(Closed) Am I an inconsiderate bridezilla?

posted 6 years ago in Bridesmaids
Post # 3
Member
1844 posts
Buzzing bee

It is your wedding and it is your chose who stands next to you. It is understandable that they would be upset about not being included. Do you think they are upset for not being a bridesmaid or becuase you didn’t talk to them about it sooner?

It seems to me (and this is only my personal opinion) that if I were your good friend I would want to celebrate with you bridesmaid or not.

The friend that is living 8 hours away. Is it possible that you are reading too far in to why she isn’t comming? 8 hours is a long distance for many people. The gas money it self to drive 8 hours might be difficult to pull together depending on her situation. I always like to give people the benifit of the doubt if I can.

Post # 4
Member
2697 posts
Sugar bee
  • Wedding: June 2012

Your friends are really overreacting and definitely being immature.

The only thing I would have done differently would have been to sit down with each one of the girls you weren’t going to ask and explain the situation and ask to include them in another way, like performing a reading, before you asked the mutual friend.

That said, they need to chill. Ending a friendship over that is crazy drastic.

Post # 5
Member
1839 posts
Buzzing bee
  • Wedding: May 2013

I don’t understand why your friends think it’s ok to tell you who you should’ve chosen.  No, I don’t think you’re being a bridezilla at all.

Post # 6
Member
11 posts
Newbee
  • Wedding: September 2013

Not a bridezilla at all! These friends aren’t worth holding injudo if yet are willing to lose yorbrebship over this. They aren’t entitle to a role and this is purelyhip to you. I have Agee close friends I don’t ask to be in my party and some I did and while I know it might have hurt some feelings a true adult understands that choices new to be made.

Maybe you should have talked to them first? Sure, but you aren’t incotrol of what others do. It was done for them to feel hurt Thornton to let this color their opinion on you. Thier reactions were self centered.
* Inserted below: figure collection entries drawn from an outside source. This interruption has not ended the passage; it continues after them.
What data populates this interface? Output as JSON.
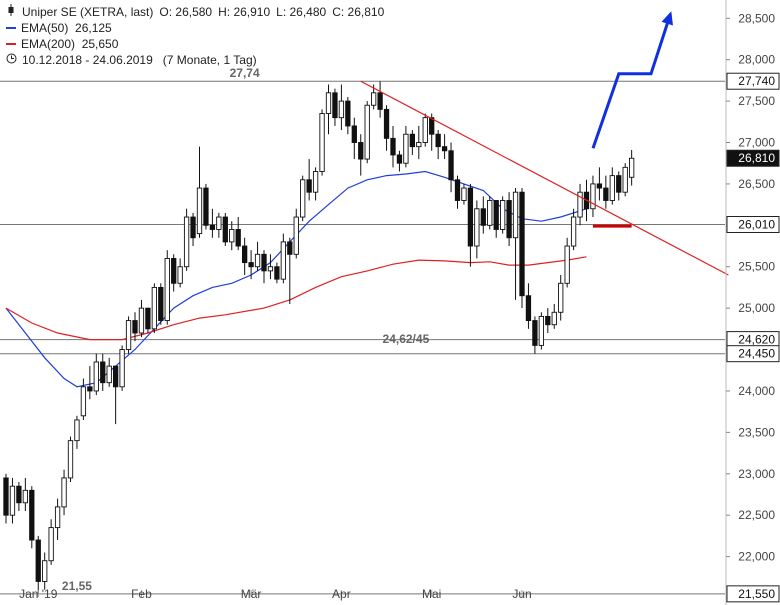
{
  "legend": {
    "instrument": "Uniper SE (XETRA, last)",
    "o_label": "O:",
    "o_value": "26,580",
    "h_label": "H:",
    "h_value": "26,910",
    "l_label": "L:",
    "l_value": "26,480",
    "c_label": "C:",
    "c_value": "26,810",
    "ema50_label": "EMA(50)",
    "ema50_value": "26,125",
    "ema50_color": "#1f3fd8",
    "ema200_label": "EMA(200)",
    "ema200_value": "25,650",
    "ema200_color": "#e02020",
    "period": "10.12.2018 - 24.06.2019",
    "period_note": "(7 Monate, 1 Tag)"
  },
  "chart_data": {
    "type": "candlestick",
    "ylim": [
      21.5,
      28.6
    ],
    "y_ticks": [
      "22,000",
      "22,500",
      "23,000",
      "23,500",
      "24,000",
      "24,500",
      "25,000",
      "25,500",
      "26,000",
      "26,500",
      "27,000",
      "27,500",
      "28,000",
      "28,500"
    ],
    "x_labels": [
      {
        "label": "Jan '19",
        "index": 5
      },
      {
        "label": "Feb",
        "index": 21
      },
      {
        "label": "Mär",
        "index": 38
      },
      {
        "label": "Apr",
        "index": 52
      },
      {
        "label": "Mai",
        "index": 66
      },
      {
        "label": "Jun",
        "index": 80
      }
    ],
    "price_boxes": [
      {
        "value": 27.74,
        "label": "27,740",
        "style": "outline"
      },
      {
        "value": 26.81,
        "label": "26,810",
        "style": "filled"
      },
      {
        "value": 26.01,
        "label": "26,010",
        "style": "outline"
      },
      {
        "value": 24.62,
        "label": "24,620",
        "style": "outline"
      },
      {
        "value": 24.45,
        "label": "24,450",
        "style": "outline"
      },
      {
        "value": 21.55,
        "label": "21,550",
        "style": "outline"
      }
    ],
    "horizontal_lines": [
      27.74,
      26.01,
      24.62,
      24.45
    ],
    "annotations": [
      {
        "text": "27,74",
        "index": 37,
        "y": 27.74
      },
      {
        "text": "24,62/45",
        "index": 62,
        "y": 24.53
      },
      {
        "text": "21,55",
        "index": 11,
        "y": 21.55
      }
    ],
    "trendline": {
      "from": {
        "index": 55,
        "y": 27.74
      },
      "to": {
        "index": 112,
        "y": 25.4
      },
      "color": "#e02020"
    },
    "forecast_arrow": {
      "color": "#1030e0",
      "points": [
        {
          "index": 91,
          "y": 26.93
        },
        {
          "index": 95,
          "y": 27.83
        },
        {
          "index": 100,
          "y": 27.83
        },
        {
          "index": 103,
          "y": 28.55
        }
      ]
    },
    "support_marker": {
      "from_index": 91,
      "to_index": 97,
      "y": 25.99,
      "color": "#d00000"
    },
    "series": [
      {
        "name": "EMA(50)",
        "color": "#1f3fd8",
        "points": [
          [
            0,
            25.0
          ],
          [
            3,
            24.7
          ],
          [
            6,
            24.4
          ],
          [
            9,
            24.15
          ],
          [
            11,
            24.05
          ],
          [
            14,
            24.1
          ],
          [
            17,
            24.3
          ],
          [
            20,
            24.5
          ],
          [
            23,
            24.75
          ],
          [
            26,
            25.0
          ],
          [
            29,
            25.15
          ],
          [
            32,
            25.25
          ],
          [
            35,
            25.3
          ],
          [
            38,
            25.4
          ],
          [
            41,
            25.55
          ],
          [
            44,
            25.8
          ],
          [
            47,
            26.05
          ],
          [
            50,
            26.25
          ],
          [
            53,
            26.45
          ],
          [
            56,
            26.55
          ],
          [
            59,
            26.6
          ],
          [
            62,
            26.62
          ],
          [
            65,
            26.65
          ],
          [
            68,
            26.58
          ],
          [
            71,
            26.5
          ],
          [
            74,
            26.42
          ],
          [
            77,
            26.2
          ],
          [
            80,
            26.08
          ],
          [
            83,
            26.05
          ],
          [
            86,
            26.1
          ],
          [
            90,
            26.2
          ]
        ]
      },
      {
        "name": "EMA(200)",
        "color": "#e02020",
        "points": [
          [
            0,
            25.0
          ],
          [
            4,
            24.82
          ],
          [
            8,
            24.7
          ],
          [
            13,
            24.62
          ],
          [
            18,
            24.62
          ],
          [
            22,
            24.7
          ],
          [
            26,
            24.8
          ],
          [
            30,
            24.88
          ],
          [
            34,
            24.92
          ],
          [
            40,
            25.0
          ],
          [
            44,
            25.1
          ],
          [
            48,
            25.25
          ],
          [
            52,
            25.38
          ],
          [
            56,
            25.45
          ],
          [
            60,
            25.53
          ],
          [
            64,
            25.58
          ],
          [
            68,
            25.57
          ],
          [
            72,
            25.55
          ],
          [
            75,
            25.56
          ],
          [
            78,
            25.52
          ],
          [
            81,
            25.52
          ],
          [
            84,
            25.55
          ],
          [
            87,
            25.58
          ],
          [
            90,
            25.62
          ]
        ]
      }
    ],
    "candles": [
      [
        22.95,
        23.0,
        22.4,
        22.5
      ],
      [
        22.5,
        22.95,
        22.4,
        22.85
      ],
      [
        22.85,
        22.9,
        22.55,
        22.65
      ],
      [
        22.65,
        22.95,
        22.55,
        22.8
      ],
      [
        22.8,
        22.85,
        22.1,
        22.2
      ],
      [
        22.2,
        22.25,
        21.55,
        21.7
      ],
      [
        21.7,
        22.05,
        21.6,
        21.95
      ],
      [
        21.95,
        22.45,
        21.9,
        22.35
      ],
      [
        22.35,
        22.7,
        22.2,
        22.6
      ],
      [
        22.6,
        23.05,
        22.5,
        22.95
      ],
      [
        22.95,
        23.45,
        22.9,
        23.4
      ],
      [
        23.4,
        23.7,
        23.3,
        23.65
      ],
      [
        23.7,
        24.15,
        23.65,
        24.05
      ],
      [
        24.05,
        24.3,
        23.9,
        24.0
      ],
      [
        24.0,
        24.45,
        23.95,
        24.35
      ],
      [
        24.35,
        24.45,
        24.0,
        24.1
      ],
      [
        24.1,
        24.4,
        24.05,
        24.3
      ],
      [
        24.3,
        24.3,
        23.6,
        24.05
      ],
      [
        24.05,
        24.55,
        24.0,
        24.5
      ],
      [
        24.5,
        24.9,
        24.45,
        24.85
      ],
      [
        24.85,
        24.95,
        24.6,
        24.7
      ],
      [
        24.7,
        25.1,
        24.65,
        25.0
      ],
      [
        25.0,
        25.0,
        24.7,
        24.75
      ],
      [
        24.75,
        25.3,
        24.7,
        25.25
      ],
      [
        25.25,
        25.3,
        24.8,
        24.85
      ],
      [
        24.85,
        25.7,
        24.8,
        25.6
      ],
      [
        25.6,
        25.65,
        25.2,
        25.3
      ],
      [
        25.3,
        25.6,
        25.25,
        25.5
      ],
      [
        25.5,
        26.2,
        25.45,
        26.1
      ],
      [
        26.1,
        26.15,
        25.75,
        25.85
      ],
      [
        25.9,
        26.95,
        25.85,
        26.45
      ],
      [
        26.45,
        26.5,
        25.95,
        26.0
      ],
      [
        26.0,
        26.2,
        25.85,
        25.95
      ],
      [
        25.95,
        26.15,
        25.85,
        26.1
      ],
      [
        26.1,
        26.15,
        25.75,
        25.8
      ],
      [
        25.8,
        26.05,
        25.7,
        25.95
      ],
      [
        25.95,
        26.1,
        25.7,
        25.75
      ],
      [
        25.75,
        25.85,
        25.4,
        25.55
      ],
      [
        25.55,
        25.7,
        25.35,
        25.5
      ],
      [
        25.5,
        25.8,
        25.45,
        25.65
      ],
      [
        25.65,
        25.7,
        25.3,
        25.45
      ],
      [
        25.45,
        25.65,
        25.35,
        25.5
      ],
      [
        25.5,
        25.55,
        25.3,
        25.35
      ],
      [
        25.35,
        25.9,
        25.3,
        25.8
      ],
      [
        25.8,
        25.85,
        25.05,
        25.65
      ],
      [
        25.65,
        26.2,
        25.6,
        26.1
      ],
      [
        26.1,
        26.6,
        26.05,
        26.55
      ],
      [
        26.55,
        26.8,
        26.3,
        26.4
      ],
      [
        26.4,
        26.7,
        26.3,
        26.65
      ],
      [
        26.65,
        27.4,
        26.6,
        27.35
      ],
      [
        27.35,
        27.7,
        27.1,
        27.6
      ],
      [
        27.6,
        27.65,
        27.2,
        27.3
      ],
      [
        27.3,
        27.7,
        27.15,
        27.5
      ],
      [
        27.5,
        27.55,
        27.1,
        27.2
      ],
      [
        27.2,
        27.3,
        26.8,
        27.0
      ],
      [
        27.0,
        27.1,
        26.6,
        26.8
      ],
      [
        26.8,
        27.5,
        26.75,
        27.45
      ],
      [
        27.45,
        27.7,
        27.4,
        27.6
      ],
      [
        27.6,
        27.74,
        27.3,
        27.4
      ],
      [
        27.4,
        27.45,
        26.9,
        27.05
      ],
      [
        27.05,
        27.2,
        26.7,
        26.85
      ],
      [
        26.85,
        26.9,
        26.65,
        26.75
      ],
      [
        26.75,
        27.2,
        26.7,
        27.1
      ],
      [
        27.1,
        27.15,
        26.85,
        26.95
      ],
      [
        26.95,
        27.2,
        26.8,
        27.0
      ],
      [
        27.0,
        27.35,
        26.95,
        27.3
      ],
      [
        27.3,
        27.35,
        26.9,
        27.1
      ],
      [
        27.1,
        27.15,
        26.8,
        26.95
      ],
      [
        26.95,
        27.1,
        26.8,
        26.9
      ],
      [
        26.9,
        27.0,
        26.4,
        26.55
      ],
      [
        26.55,
        26.6,
        26.2,
        26.3
      ],
      [
        26.3,
        26.5,
        26.25,
        26.45
      ],
      [
        26.45,
        26.5,
        25.5,
        25.75
      ],
      [
        25.75,
        26.3,
        25.6,
        26.2
      ],
      [
        26.2,
        26.35,
        25.9,
        26.0
      ],
      [
        26.0,
        26.35,
        25.95,
        26.3
      ],
      [
        26.3,
        26.3,
        25.85,
        25.95
      ],
      [
        25.95,
        26.35,
        25.9,
        26.3
      ],
      [
        26.3,
        26.4,
        25.75,
        25.85
      ],
      [
        25.85,
        26.45,
        25.1,
        26.4
      ],
      [
        26.4,
        26.45,
        25.0,
        25.15
      ],
      [
        25.15,
        25.3,
        24.75,
        24.85
      ],
      [
        24.85,
        24.9,
        24.45,
        24.55
      ],
      [
        24.55,
        24.95,
        24.5,
        24.9
      ],
      [
        24.9,
        25.0,
        24.7,
        24.8
      ],
      [
        24.8,
        25.05,
        24.75,
        24.95
      ],
      [
        24.95,
        25.4,
        24.85,
        25.3
      ],
      [
        25.3,
        25.85,
        25.25,
        25.75
      ],
      [
        25.75,
        26.2,
        25.7,
        26.1
      ],
      [
        26.1,
        26.5,
        26.0,
        26.4
      ],
      [
        26.4,
        26.55,
        26.05,
        26.2
      ],
      [
        26.2,
        26.6,
        26.1,
        26.5
      ],
      [
        26.5,
        26.7,
        26.3,
        26.45
      ],
      [
        26.45,
        26.6,
        26.2,
        26.3
      ],
      [
        26.3,
        26.7,
        26.25,
        26.6
      ],
      [
        26.6,
        26.65,
        26.3,
        26.4
      ],
      [
        26.4,
        26.75,
        26.35,
        26.7
      ],
      [
        26.58,
        26.91,
        26.48,
        26.81
      ]
    ]
  }
}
Be glad you spared yourself some bridesmaidzillas. 

Try to apologize again and if they can’t accept, let it go. There are much moreou portably things in life than this

Post # 7
Member
2233 posts
Buzzing bee
  • Wedding: September 2012

Yup, I agree with PPs. You’re not being a bridezilla at all. Your friends need to relax and move on. Maybe you should have talked to them first and explained the situation but I don’t think it’s totally necessary, nor would it have guaranteed that they would be ok with your decision. 

 

Post # 8
Member
4327 posts
Honey bee
  • Wedding: January 1992

You have unreasonable friends. Send link immediately to this thread. (J/k about that part)

Post # 9
Member
247 posts
Helper bee
  • Wedding: April 2013

first of all, nothing you have described would classify you as a bridezilla. 

secondy, it is your bridal party, you get to choose who you would like to stand with you! I wouldn’t feel bad about not telling them in person, you do not have to justify your decisions to these two girls. They obviously don’t know what friendship means, as they are being rude, disrespectful, and downright mean.  Yes they might have been hurt, but they are adults, and should be able to discuss openly, how they felt. friends are meant to be supportive, and happy during this time in your life, not pushy and condescending. Can u imagine how stressful the rest of the wedding planning would go, if these two so called friends, would fight you about every decision you will make.  It sounds like you made a great decision by not including them.